At some point, the flight attendant invites us to write down our questions about being a pilot, which Captain Jim might answer if he deems them worthy. Incentivized by the promise of a mystery prize, I write down two questions:
What was your most surprising in-flight moment?;
When was the time you felt the coolest for being able to say, "I'm a pilot"?
I scribble down my seat number and hand the paper to the flight attendant, who seems genuinely honored to be collecting these questions for her captain.
Then, muffled by my sound-canceling headphones, Captain Jim's voice comes on to say something about weather patterns and Mexico. I turn to the guy next to me, who is returning home to Seattle from a trip to Ireland with all his adult siblings in honor of his mother's 75th birthday. Together, the family and I take up two whole rows.
"Did he just say we're going to Mexico?" I ask.
"No, we nearly went to Mexico," he corrects, "to avoid that nasty weather pattern. And now we have to land in Boise, to refuel the plane."
I consider this for a moment. "Do you think he's kidding?"
"Maybe," the brother offers. After a moment, he shows me on his internet-equipped phone that our flight is scheduled to land in Seattle after the last connecting flight to SF, and I groan. He proceeds to look up flights to Oakland, which is sweet but equally fruitless.
Suddenly, I hear my seat number announced to the entire plane as Captain Jim decides to share his most surprising in-flight moments:
(1) a fire in the cockpit; (2) an emergency landing in a cow pasture in Iowa; and (3) that time a mouse crawled up his co-pilot's pant leg.
And as for the time he felt coolest saying he was a pilot? Of course: "The first time."
Awesomely, my dual questions generate TWO prizes, and I give one of my victorious chocolate bars to my neighborly brother-sister duo.
Touching down in Idaho, the attendants joke that Captain Jim just had to get one more landing in. As we taxi to the gate, the plane is bombarded by streams of water gushing from waiting firetrucks with all their lights ablaze - there to celebrate the end of a legendary career. When we finally land in Seattle, more firetrucks are there to greet us with more showers.
I shake Captain Jim's hand on the way out, thinking of all the pilots who have delivered me safely to various places around the world; and to whom I've never given more than a cursory thought. I ask him what he'll do now that he's retiring. He says: "I suppose I'll do a lot more fishing."
We find a cheap hotel nearby and return to SeaTac a few hours later for the first flight out. There is no celebration this time; just business as usual.
Back in my city, I take BART to 16th street and hop directly into a Lyft; thinking about the countless stories that are being lived right now, in this moment, all around us.
My driver, a cheerful 70-year-old man named Jess, is delighted to learn that my name is also Jess. I tell him about Captain Jim, and we reflect on how easy it is to be totally oblivious to other people's stories -- until the flight attendant makes you stop, and consider your pilot.

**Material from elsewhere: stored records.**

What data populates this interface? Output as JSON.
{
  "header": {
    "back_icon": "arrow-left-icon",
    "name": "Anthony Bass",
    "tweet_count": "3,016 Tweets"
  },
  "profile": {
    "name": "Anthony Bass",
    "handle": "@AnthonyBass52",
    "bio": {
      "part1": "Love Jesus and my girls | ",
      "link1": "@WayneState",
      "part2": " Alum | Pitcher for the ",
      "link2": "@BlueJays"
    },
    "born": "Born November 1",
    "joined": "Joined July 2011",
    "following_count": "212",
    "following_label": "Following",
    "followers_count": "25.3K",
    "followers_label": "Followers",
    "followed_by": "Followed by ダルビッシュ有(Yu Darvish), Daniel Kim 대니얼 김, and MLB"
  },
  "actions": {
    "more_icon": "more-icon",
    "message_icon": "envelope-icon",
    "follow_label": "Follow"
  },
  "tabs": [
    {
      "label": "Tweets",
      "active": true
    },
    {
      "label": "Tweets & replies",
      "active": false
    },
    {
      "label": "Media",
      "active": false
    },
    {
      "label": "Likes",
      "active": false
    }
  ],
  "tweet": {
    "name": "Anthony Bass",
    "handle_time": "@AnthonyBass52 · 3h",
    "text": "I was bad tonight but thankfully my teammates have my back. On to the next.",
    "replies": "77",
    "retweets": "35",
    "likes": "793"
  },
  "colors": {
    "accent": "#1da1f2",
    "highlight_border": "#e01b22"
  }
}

Stepping out at CCA, a glance at my watch tells me I am one minute late, versus the fifteen I'd predicted. I ask the security guard to direct me to N9, and walk into a roomful of art school seniors, a week away from their first professional showcase.
One of them glances up, sees the look on my face, and says "yes" to assure me I'm in the right place.
I smile in relief and gratitude, shake the professor's hand when he appears, walk to the whiteboard, pick up a marker, and take a deep breath.
"Hello! My name is Jessica. We're here to talk about story."